Thinking Lenglet's articles unmarketable, as an afterthought, Adam perused Rhys's diary of her time in London, Paris, Vienna, and Budapest. Seeing literary potential, Adam allowed Rhys to live with her while helping edit and divide the diary into stories, then sent her to Ford Madox Ford, who helped new writers.

Ford mentored Rhys, published her first short story, "Vienne", in The Transatlantic Review, and introduced her to other contributors. At Ford and Bowen's parties, she met people like Ernest Hemingway, Gertrude Stein, Alice B. Toklas, and painter Nina Hamnett.

Under Ford and Bowen's roof, with Lenglet in jail, an affair developed between Rhys and Ford, which Bowen initially tolerated. She asked Rhys to pose for paintings, gave her clothes, and confided in her, outwardly befriending her but silently disapproving. Presenting a respectable front, the couple took Rhys to Le Dôme Café and other intellectual gathering spots on the Boulevard du Montparnasse, showing her off as Ford's protégé, while rivalry grew between Bowen and Rhys, and tension formed between Bowen and Ford. The trio's nonchalant façade was what Quartet's earlier title, Postures, alluded to.

By the time of Lenglet's prison release, the Ford affair was unhidden, and Lenglet felt betrayed. Soon after, due to his French criminal record, Lenglet was expelled, returning to his native Holland without Rhys.

Ford and Bowen sent Rhys to Juan-les-Pins, finding her a live-in job ghostwriting a book on reincarnation and interior design for Rudolph Valentino's mother-in-law Winifred, second wife of American cosmetics millionaire Richard Hudnut.

With that, the "quartet", after which the novel is named, was dissolved.

Rhys revisited her relationships with Lenglet and Ford, but neither lasted. Ford and Bowen separated in 1927, after nine years together. Rhys and Lenglet remained intermittently estranged, formally separating in 1928 and divorcing in 1933. The pair remained close friends, bound by their daughter, Maryvonne Lenglet, who was three and in care at the time of her father's imprisonment; she later became his custodian.

This traumatic episode is considered one of Rhys's great creative catalysts, resulting in Quartet launching her career as a novelist. She comments on "L'Affaire Ford" in the Jean Rhys papers.

Jonathan Cape, who had published Rhys's The Left Bank and Other Stories, rejected Quartet as libelous, recognising the notable Ford Madox Ford in its plot. With the help of Rhys's subsequent husband, editor and literary agent Leslie Tilden Smith, Quartet was published in 1928 by Chatto & Windus.

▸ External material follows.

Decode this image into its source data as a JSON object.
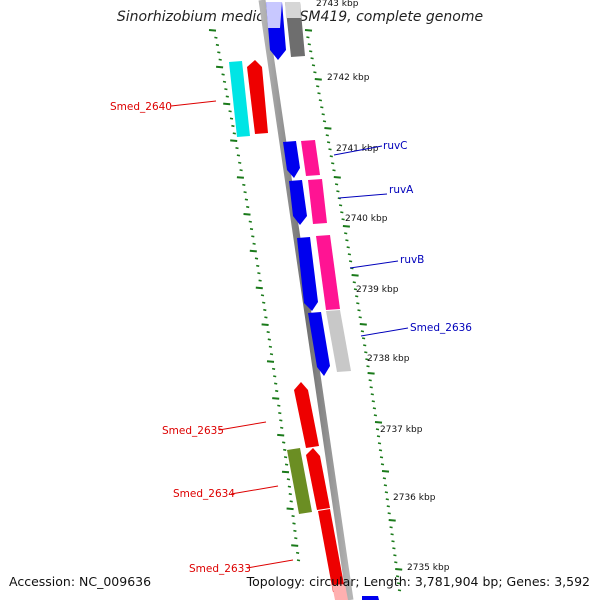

Quartet's real-life character counterparts each published their own version of this episode from their respective viewpoints, all fictionalised, except for Stella Bowen's memoir Drawn from Life (1941), which recalls Rhys disparagingly. Quartet was the first published of the four and is the only one still in print. Ford's When the Wicked Man (1932) portrays Rhys as hysterical drunken Creole journalist Lola Porter, who uses Joseph Notterdam (Ford's character). Jean Lenglet's version appeared under the nom de plume Édouard de Nève in Dutch, French, and English. His Dutch novel was titled In de Strik (1932), and his French version was Sous les Verrous (1933). Rhys translated Sous les Verrous into English as Barred (1932) for Lenglet, who dedicated it to her. Her translation edited the Bowen character, softened her own, and revived Lenglet's writing career.

In old age, Rhys wrote of marriage to Lenglet, their life around Europe, meeting Ford and his literary coaching, in Smile Please: An Unfinished Autobiography (1979), which was published posthumously.

==Adaptations==
The 1981 Merchant Ivory film of the same name, starring Isabelle Adjani, Maggie Smith, and Alan Bates, won Adjani the Cannes Film Festival Award for Best Actress and Smith the Evening Standard Awards Best Actress prize.